20 de outubro de 2005

Buganvília em Folha

(ou como os comentários podem ser comensais)

O contador afina pelo piar modal das gaivotas.
Percorre mais os fraseados menores da frígia dúvida existencial ao desconcerto lócrio da excentricidade.
É culpado de tudo menos da coerência. O soluçar das melopeias é mais um esculpir no vazio que nunca se saberá modal ou tonal.
Sentemo-nos.
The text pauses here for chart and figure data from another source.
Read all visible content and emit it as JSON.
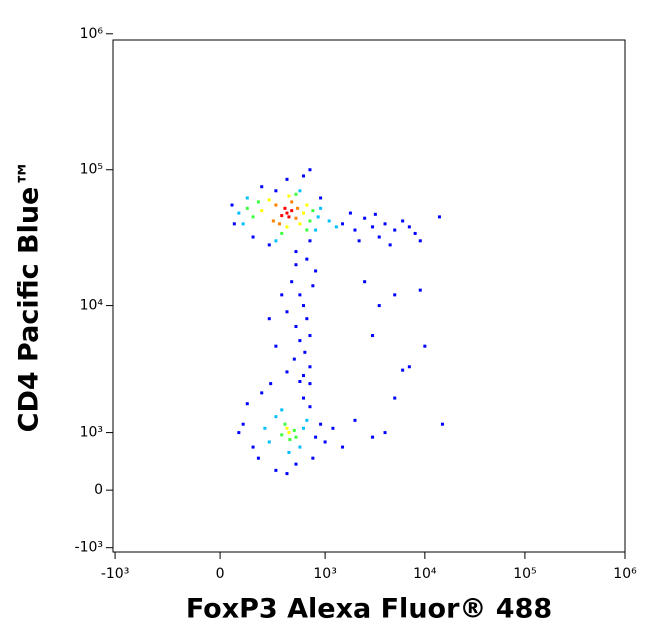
{
  "chart_data": {
    "type": "scatter",
    "x_label": "FoxP3 Alexa Fluor® 488",
    "y_label": "CD4 Pacific Blue™",
    "x_scale": "biexponential",
    "y_scale": "biexponential",
    "xlim": [
      -1050,
      1000000
    ],
    "ylim": [
      -1100,
      900000
    ],
    "xticks": [
      {
        "value": -1000,
        "label": "-10³"
      },
      0,
      {
        "value": 1000,
        "label": "10³"
      },
      {
        "value": 10000,
        "label": "10⁴"
      },
      {
        "value": 100000,
        "label": "10⁵"
      },
      {
        "value": 1000000,
        "label": "10⁶"
      }
    ],
    "yticks": [
      {
        "value": -1000,
        "label": "-10³"
      },
      0,
      {
        "value": 1000,
        "label": "10³"
      },
      {
        "value": 10000,
        "label": "10⁴"
      },
      {
        "value": 100000,
        "label": "10⁵"
      },
      {
        "value": 1000000,
        "label": "10⁶"
      }
    ],
    "series": [
      {
        "color": "#0000ff",
        "x": [
          60,
          1500,
          2000,
          2500,
          3000,
          3500,
          4000,
          5000,
          6000,
          7000,
          8000,
          2200,
          3200,
          4500,
          1800,
          200,
          400,
          600,
          700,
          300,
          900,
          250,
          500,
          700,
          150,
          50,
          14000,
          9000,
          500,
          450,
          550,
          600,
          400,
          650,
          500,
          700,
          550,
          620,
          480,
          700,
          600,
          400,
          550,
          350,
          750,
          250,
          800,
          300,
          650,
          2500,
          3500,
          5000,
          3000,
          7000,
          5000,
          9000,
          10000,
          15000,
          6000,
          150,
          100,
          800,
          700,
          180,
          500,
          300,
          900,
          120,
          200,
          600,
          80,
          1000,
          750,
          400,
          260,
          1200,
          1500,
          2000,
          3000,
          4000,
          700
        ],
        "y": [
          40000,
          40000,
          36000,
          44000,
          38000,
          32000,
          40000,
          36000,
          42000,
          38000,
          34000,
          30000,
          47000,
          28000,
          48000,
          75000,
          85000,
          90000,
          100000,
          70000,
          62000,
          28000,
          25000,
          30000,
          32000,
          55000,
          45000,
          30000,
          20000,
          15000,
          12000,
          10000,
          9000,
          8000,
          7000,
          6000,
          5500,
          4500,
          4000,
          3500,
          3000,
          3200,
          2700,
          12000,
          14000,
          8000,
          18000,
          5000,
          22000,
          15000,
          10000,
          12000,
          6000,
          3500,
          2000,
          13000,
          5000,
          1200,
          3300,
          700,
          1200,
          900,
          1700,
          500,
          400,
          300,
          1200,
          1800,
          2200,
          2000,
          1000,
          800,
          500,
          250,
          2600,
          1100,
          700,
          1300,
          900,
          1000,
          2600
        ]
      },
      {
        "color": "#00bfff",
        "x": [
          100,
          850,
          120,
          800,
          300,
          550,
          900,
          80,
          1100,
          1300,
          250,
          600,
          300,
          550,
          420,
          350,
          650,
          220
        ],
        "y": [
          40000,
          45000,
          62000,
          36000,
          30000,
          70000,
          52000,
          48000,
          42000,
          38000,
          800,
          1100,
          1400,
          700,
          600,
          1600,
          1300,
          1100
        ]
      },
      {
        "color": "#3cff3c",
        "x": [
          150,
          700,
          180,
          650,
          350,
          500,
          750,
          120,
          350,
          480,
          430,
          380,
          500
        ],
        "y": [
          45000,
          42000,
          58000,
          36000,
          34000,
          66000,
          50000,
          52000,
          950,
          1050,
          850,
          1200,
          900
        ]
      },
      {
        "color": "#ffff00",
        "x": [
          200,
          600,
          250,
          550,
          400,
          420,
          650,
          420,
          400
        ],
        "y": [
          50000,
          48000,
          60000,
          40000,
          38000,
          64000,
          55000,
          1000,
          1100
        ]
      },
      {
        "color": "#ff8000",
        "x": [
          300,
          500,
          520,
          280,
          450,
          330
        ],
        "y": [
          55000,
          44000,
          52000,
          42000,
          58000,
          40000
        ]
      },
      {
        "color": "#ff0000",
        "x": [
          400,
          450,
          350,
          420,
          380
        ],
        "y": [
          48000,
          50000,
          46000,
          45000,
          52000
        ]
      }
    ]
  }
}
As sereias vão fazer a sua apresentação.

1 comentário:

  1. Tenho quarenta janelas
    nas paredes do meu quarto.
    Sem vidros nem bambinelas
    posso ver através delas
    o mundo em que me reparto.
    Por uma entra a luz do Sol,
    por outra a luz do luar,
    por outra a luz das estrelas
    que andam no céu a rolar.
    Por esta entra a Via Láctea
    como um vapor de algodão,
    por aquela a luz dos homens,
    pela outra a escuridão.
    Pela maior entra o espanto,
    pela menor a certeza,
    pela da frente a beleza
    que inunda de canto a canto.
    Pela quadrada entra a esperança
    de quatro lados iguais,
    quatro arestas, quatro vértices,
    quatro pontos cardeais.
    Pela redonda entra o sonho,
    que as vigias são redondas,
    e o sonho afaga e embala
    à semelhança das ondas.
    Por além entra a tristeza,
    por aquela entra a saudade,
    e o desejo, e a humildade,
    e o silêncio, e a surpresa,
    e o amor dos homens, e o tédio,
    e o medo, e a melancolia,
    e essa fome sem remédio
    a que se chama poesia,
    e a inocência, e a bondade,
    e a dor própria, e a dor alheia,
    e a paixão que se incendeia,
    e a viuvez, e a piedade,
    e o grande pássaro branco,
    e o grande pássaro negro
    que se olham obliquamente,
    arrepiados de medo,
    todos os risos e choros,
    todas as fomes e sedes,
    tudo alonga a sua sombra
    nas minhas quatro paredes.

    Oh janelas do meu quarto,
    quem vos pudesse rasgar!
    Com tanta janela aberta
    falta-me a luz e o ar.


    Aurora boreal
    António Gedeão

    (Buganvília )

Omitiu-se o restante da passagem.